Johnstone nodded. “What I can’t figure out is, what does it mean? That woman—” his voice trailed off. Mortenson waited. Johnstone continued, saying, “She was clearly petrified. I could see that, but—” He sheepishly looked at Mortenson. “I pushed her. I knew she was scared, I could see that, but I pushed her anyway.”

“You were doing your job—”

“They did it to her son, for God’s sake!” Johnstone thundered.

“And you had no way of knowing that would happen. You can’t blame yourself.”

Johnstone studied him for a moment, then nodded. Mortenson then asked, “You said there is something you can’t figure out?”

It took Johnstone a moment to regroup. Then he asked, “Why is it done? At first I thought it was some initiation. A right of passage, if you will,” Johnstone said. “Especially with Petty Officer Carsteen. But then Sean Kanagawa just had one finger done. Carsteen had all four on the left hand. Now we have these. Obviously, it is some sort of warning.”

“Or another tattooing.”

“Like branding?” Johnstone said.

“Possibly.” Mortenson shrugged.

“As if to tell the world that Dragon’s Breath owns them?”

“Works for me.” Another shrug. Mortenson frowned again, “How long you talk to her? The woman?”

“I don’t know. A few minutes.”

“You go inside her home?”

“No. She was, well, frightened, like I said.”

Mortenson nodded and cupped his chin in one hand, lost in thought. Finally, he said, “So, either she told someone that you were there and what you were asking about, or—”

“She was being watched,” Johnstone said. “I thought of that.”

Mortenson turned and picked up the envelope.

“No return address. Post marked two days ago,” Johnstone told him.

“They were evacuated two days ago,” Mortenson said. “But if you’re right and this is some Japanese gang, then they were evacuated too.”

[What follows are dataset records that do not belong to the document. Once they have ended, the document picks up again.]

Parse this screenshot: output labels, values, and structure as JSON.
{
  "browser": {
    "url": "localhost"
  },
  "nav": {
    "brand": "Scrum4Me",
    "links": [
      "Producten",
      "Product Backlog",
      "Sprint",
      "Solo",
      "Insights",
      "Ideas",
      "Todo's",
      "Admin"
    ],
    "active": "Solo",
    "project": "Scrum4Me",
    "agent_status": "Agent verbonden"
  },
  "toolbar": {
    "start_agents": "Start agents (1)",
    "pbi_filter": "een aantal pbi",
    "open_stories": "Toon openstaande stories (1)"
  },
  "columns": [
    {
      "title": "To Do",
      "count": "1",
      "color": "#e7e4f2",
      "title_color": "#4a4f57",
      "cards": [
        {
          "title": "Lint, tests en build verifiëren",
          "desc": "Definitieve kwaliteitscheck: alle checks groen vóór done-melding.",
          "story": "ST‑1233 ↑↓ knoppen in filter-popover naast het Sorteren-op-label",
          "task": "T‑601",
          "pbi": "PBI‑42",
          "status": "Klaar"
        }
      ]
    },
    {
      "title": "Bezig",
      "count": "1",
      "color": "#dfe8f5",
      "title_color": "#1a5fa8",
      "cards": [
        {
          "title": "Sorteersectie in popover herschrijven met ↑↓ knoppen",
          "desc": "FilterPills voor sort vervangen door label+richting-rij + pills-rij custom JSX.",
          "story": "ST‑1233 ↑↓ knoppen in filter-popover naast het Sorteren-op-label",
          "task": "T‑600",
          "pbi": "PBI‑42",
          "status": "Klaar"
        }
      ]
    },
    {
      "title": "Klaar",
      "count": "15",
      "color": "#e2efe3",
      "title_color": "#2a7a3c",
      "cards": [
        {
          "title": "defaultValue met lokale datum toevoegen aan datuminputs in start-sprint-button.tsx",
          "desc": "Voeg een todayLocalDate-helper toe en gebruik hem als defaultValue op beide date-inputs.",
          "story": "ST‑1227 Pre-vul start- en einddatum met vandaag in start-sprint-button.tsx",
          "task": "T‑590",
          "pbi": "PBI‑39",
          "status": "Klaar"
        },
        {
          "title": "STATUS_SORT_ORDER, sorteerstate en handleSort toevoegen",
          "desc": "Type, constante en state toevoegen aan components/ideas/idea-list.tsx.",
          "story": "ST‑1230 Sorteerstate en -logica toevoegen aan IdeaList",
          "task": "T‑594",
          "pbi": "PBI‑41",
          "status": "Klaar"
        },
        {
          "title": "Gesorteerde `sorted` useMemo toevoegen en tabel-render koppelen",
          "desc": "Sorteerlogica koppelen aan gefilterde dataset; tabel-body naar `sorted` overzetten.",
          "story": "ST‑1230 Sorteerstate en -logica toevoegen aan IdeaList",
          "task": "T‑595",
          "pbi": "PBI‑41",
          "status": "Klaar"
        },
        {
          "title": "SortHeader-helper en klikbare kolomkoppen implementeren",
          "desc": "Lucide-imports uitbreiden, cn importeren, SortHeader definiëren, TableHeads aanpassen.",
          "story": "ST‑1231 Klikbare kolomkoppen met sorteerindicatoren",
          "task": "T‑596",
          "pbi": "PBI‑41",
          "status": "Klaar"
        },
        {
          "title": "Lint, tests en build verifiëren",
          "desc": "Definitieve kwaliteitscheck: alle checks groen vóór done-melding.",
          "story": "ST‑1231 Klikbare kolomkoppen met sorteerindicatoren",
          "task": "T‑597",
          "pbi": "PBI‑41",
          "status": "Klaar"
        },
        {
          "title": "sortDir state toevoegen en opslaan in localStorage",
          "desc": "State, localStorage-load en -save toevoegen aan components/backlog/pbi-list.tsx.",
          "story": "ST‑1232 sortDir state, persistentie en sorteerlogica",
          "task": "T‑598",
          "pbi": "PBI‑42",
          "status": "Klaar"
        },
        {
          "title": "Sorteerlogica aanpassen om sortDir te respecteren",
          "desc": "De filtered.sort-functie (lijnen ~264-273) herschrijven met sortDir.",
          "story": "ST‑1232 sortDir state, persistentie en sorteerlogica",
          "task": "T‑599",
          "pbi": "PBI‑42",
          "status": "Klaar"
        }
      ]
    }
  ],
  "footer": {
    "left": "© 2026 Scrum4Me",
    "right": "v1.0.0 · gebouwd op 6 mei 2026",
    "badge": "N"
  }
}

“Not necessarily,” Johnstone argued. “It’s a big city. They could hide out.”

Mortenson shook his head, while carefully inspecting the inside of the large padded envelope. “No. This is in the newspapers every day. Japanese this. Japanese that. They’d stand out like a sore thumb.”

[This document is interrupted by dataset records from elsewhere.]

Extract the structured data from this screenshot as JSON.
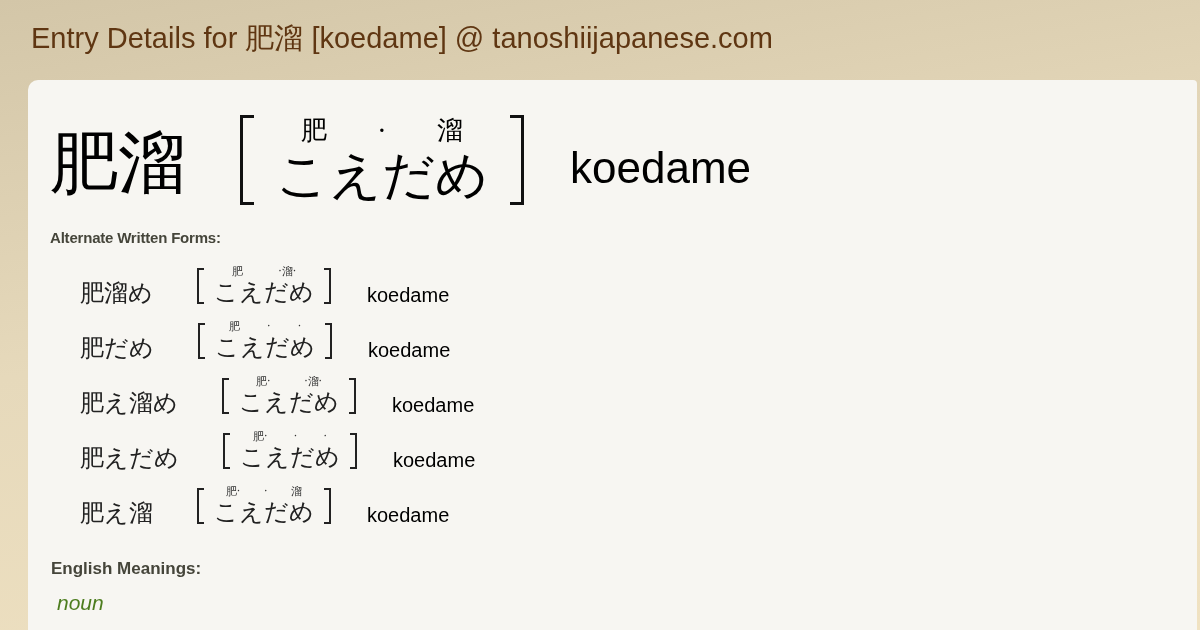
{
  "page_title": "Entry Details for 肥溜 [koedame] @ tanoshiijapanese.com",
  "entry": {
    "word": "肥溜",
    "furigana": [
      "肥",
      "·",
      "溜"
    ],
    "reading": "こえだめ",
    "romaji": "koedame"
  },
  "alternate_forms": {
    "heading": "Alternate Written Forms:",
    "items": [
      {
        "word": "肥溜め",
        "furigana": [
          "肥",
          "·溜·"
        ],
        "reading": "こえだめ",
        "romaji": "koedame"
      },
      {
        "word": "肥だめ",
        "furigana": [
          "肥",
          "·",
          "·"
        ],
        "reading": "こえだめ",
        "romaji": "koedame"
      },
      {
        "word": "肥え溜め",
        "furigana": [
          "肥·",
          "·溜·"
        ],
        "reading": "こえだめ",
        "romaji": "koedame"
      },
      {
        "word": "肥えだめ",
        "furigana": [
          "肥·",
          "·",
          "·"
        ],
        "reading": "こえだめ",
        "romaji": "koedame"
      },
      {
        "word": "肥え溜",
        "furigana": [
          "肥·",
          "·",
          "溜"
        ],
        "reading": "こえだめ",
        "romaji": "koedame"
      }
    ]
  },
  "english_meanings": {
    "heading": "English Meanings:",
    "part_of_speech": "noun"
  }
}
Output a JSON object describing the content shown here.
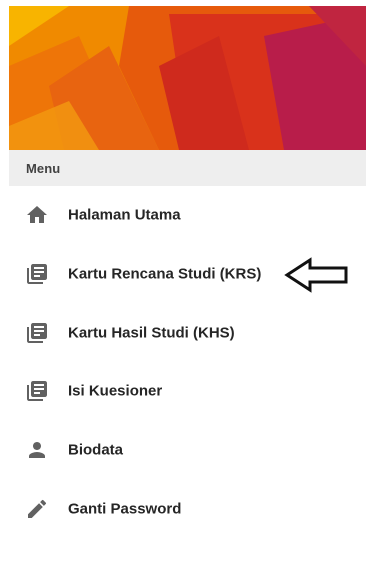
{
  "menu": {
    "subheader": "Menu",
    "items": [
      {
        "label": "Halaman Utama",
        "icon": "home-icon"
      },
      {
        "label": "Kartu Rencana Studi (KRS)",
        "icon": "library-books-icon"
      },
      {
        "label": "Kartu Hasil Studi (KHS)",
        "icon": "library-books-icon"
      },
      {
        "label": "Isi Kuesioner",
        "icon": "library-books-icon"
      },
      {
        "label": "Biodata",
        "icon": "person-icon"
      },
      {
        "label": "Ganti Password",
        "icon": "pencil-icon"
      }
    ]
  },
  "colors": {
    "header_yellow": "#f7a600",
    "header_orange": "#ef6c00",
    "header_red": "#d8261f",
    "header_magenta": "#b4145a",
    "icon_gray": "#616161",
    "subheader_bg": "#eeeeee"
  }
}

“Maybe,” Johnstone conceded. “My guess is, they know there is an investigation going on. They were watching her.”

“Or, they found this,” Mortenson said, holding up Johnstone’s business card. “It was in the envelope.”

Johnstone just stared. He stepped forward and took it from Mortenson. Dried blood was splashed across his name and the precinct’s address. Turning it over, he found three words.


More will die
.”

 

Chapter Fifteen
 
Somewhere in Northern California. April 6, 1942
 

The Navy commander, David Merrick, wearing his service dress blue uniform and his black shoes shined to perfection, sat next to Johnstone on the train ride south. He was a JAG officer, which meant he was an attorney, assigned to the Navy Judge Advocate General’s Corps. The young man was very well qualified, having conducted internal naval investigations for the past four years. Johnstone had thought that he was going to hate the JAG officer, but much to his surprise, he actually liked him. Which was good considering they were now on their way to the Manzanar internment camp together.